Türkiye’nin, taraf devletleri, işkence ve kötü muameleyle mücadele amacıyla alıkonulma yerlerine düzenli ziyaretler gerçekleştirecek bir önleme mekanizması kurmak ya da belirlemekle yükümlü kılan İşkenceye Karşı Birleşmiş Milletler Sözleşmesinin İhtiyari Protokolüne 2011’de taraf olduğunu anımsatan Elvan, protokol gereğince 2014 yılı ocak ayından itibaren Türkiye İnsan Hakları Kurumu’nun ulusal önleme mekanizması olarak belirlendiğini kaydetti.

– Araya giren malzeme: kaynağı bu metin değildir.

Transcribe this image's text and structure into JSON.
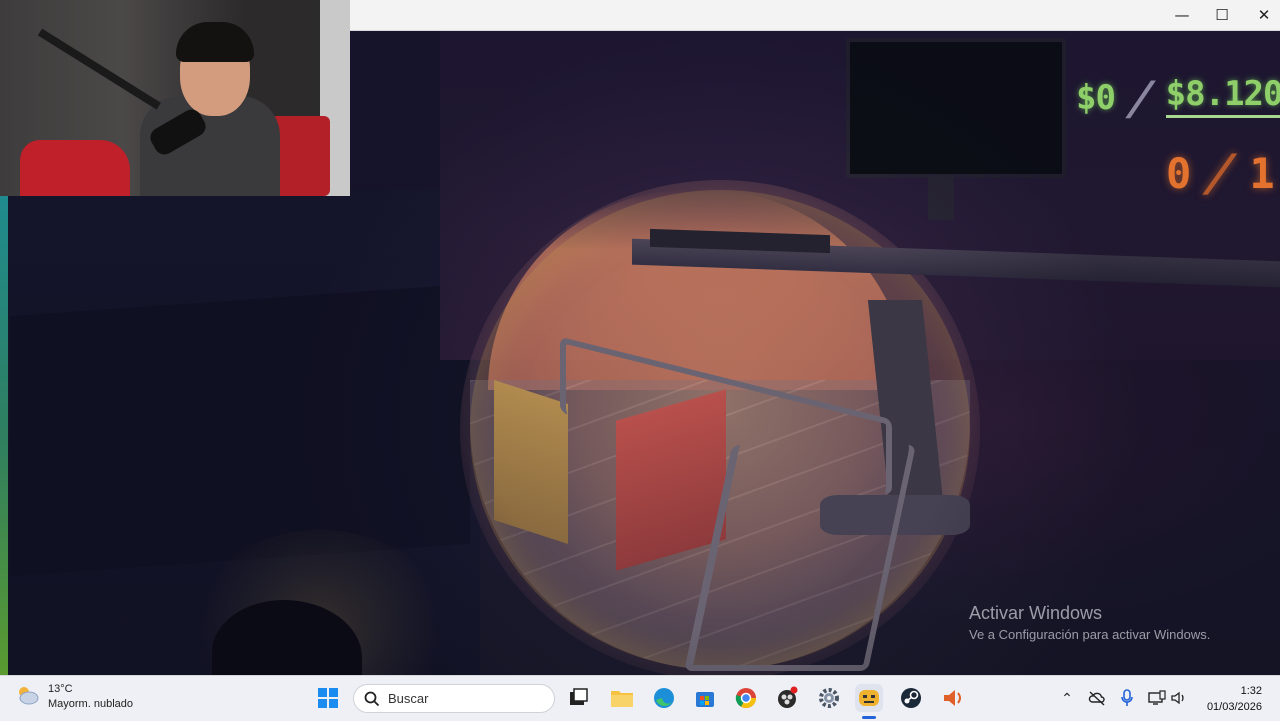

“ÇALIŞMALARIMIZ AYNI KARARLILIKLA DEVAM EDECEK”
Demokrasinin güçlendirilmesi, insan hakları bilincinin geliştirilmesi, ihlallerin önlenmesi ve herkesin çağdaş yaşamın öngördüğü temel hak ve özgürlüklerden tam anlamıyla yararlanabilmesi için çalışmalarının aynı hız ve kararlılıkla devam edeceğinin altını çizen Elvan, şunları kaydetti: “İnsan hakları alanında yapılan reformların uygulamaya tam olarak yansıtılabilmesi, ülkemizde yaşayan tüm insanların eşit bir şekilde tüm hak ve özgürlüklerden yararlanabilmesi bundan sonraki çalışmalarımızın temel hedefi olacaktır. Bunun için yasal ve kurumsal düzeydeki gelişmelerle birlikte zihinsel bir dönüşümün gerekliliği ortadır. Eğitim ve bilinçlendirme faaliyetleri bu nedenle büyük önem kazanmaktadır. Bu faaliyetlerin sürekliliği ise istenen amaca ulaşmada hayati öneme sahip bulunmaktadır. 10 Aralık İnsan Hakları Günü’nün tüm kurum, kuruluş, bireyler ve özellikle medya tarafından insanların insan hakları konusunda bilgilendirilmesi ve hak arama bilincinin geliştirilmesine yönelik bir fırsat olarak görülmesi; insan hak ve özgürlüklerinin herkes için tüm yönleriyle korunup hayata geçirildiği bir dünyaya ulaşılması temennisiyle herkesin 10 Aralık Dünya İnsan Hakları Günü’nü kutlarım.”